Some important lessons-learned:

  • I am a bit nervous about privacy. Not being an expert on large language models, I’m not sure where my info is going. Where is all my uploaded project information sitting now?

  • Writing prompts takes time. A database of previously used prompts is extremely valuable and saves time. We created a great database of ChatGPT prompts for project managers for you. BONUS - Since you made it this far in the article, use code CHAT20 for 20% off.

  • I didn’t fully trust the outputs I was getting. And this slowed me down. For example, I asked ChatGPT to summarise meeting minutes into project status updates. It did so successfully but I still went through the minutes manually and checked them against the summaries. I know this is the responsible thing to do, but it did take time. Using AI saved me time but not a huge amount. Without AI, the summary process would perhaps have taken me 60 minutes. Using AI it took me 40 minutes. A saving, but not massive.

  • It would have been very helpful to have a way to integrate notes and to-do’s from various sources into one coherent place. To group these by project would have been helpful. Integrating notes from emails, documents and meeting minutes in one place is a valuable way to keep track of your tasks. However the process of achieving this is extremely time consuming.
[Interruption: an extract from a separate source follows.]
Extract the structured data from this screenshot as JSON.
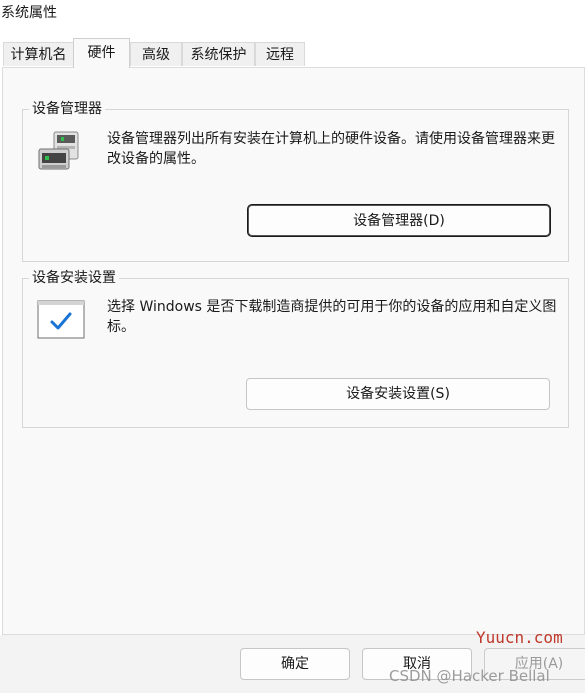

  • There are a few large time-consuming tasks in everyday project management. Meetings and reading emails are chief amongst them. Most of what happens in these sessions can be categorised as one thing: assimilation. You are reading, listening and speaking to assimilate information. Once you have understood the information, you then spend a small amount of time giving a response, making decisions and seeking feedback (more information to help future decisions). I haven’t yet found a manner in which to make the assimilation of information speedier through the use of artificial intelligence.

  • The AI was really great at giving me a wide range of things to think about. It’s thinking was wide, but shallow. I might have come up with these suggestions myself, but it certainly did them faster. I was then able to do deep thinking from its wide outputs. This was of great help to me.

  • The majority of my inputs (and all of my outputs) were text based. I used voice typing and AI to clean up the output, but other than transcription, everything required the rather slow use of a keyboard. New AI tools are being released which will make voice-based inputs more accurate and save further time.

    Conclusion

    I might be tempted to think of my weeklong experiment as a failure. I could not easily replace myself with a robotic clone. In many ways however, it is heartening. The end of the human project manager is not quite imminent. The work required to input information into my AI tools was extensive. It mostly took more effort than the time it saved.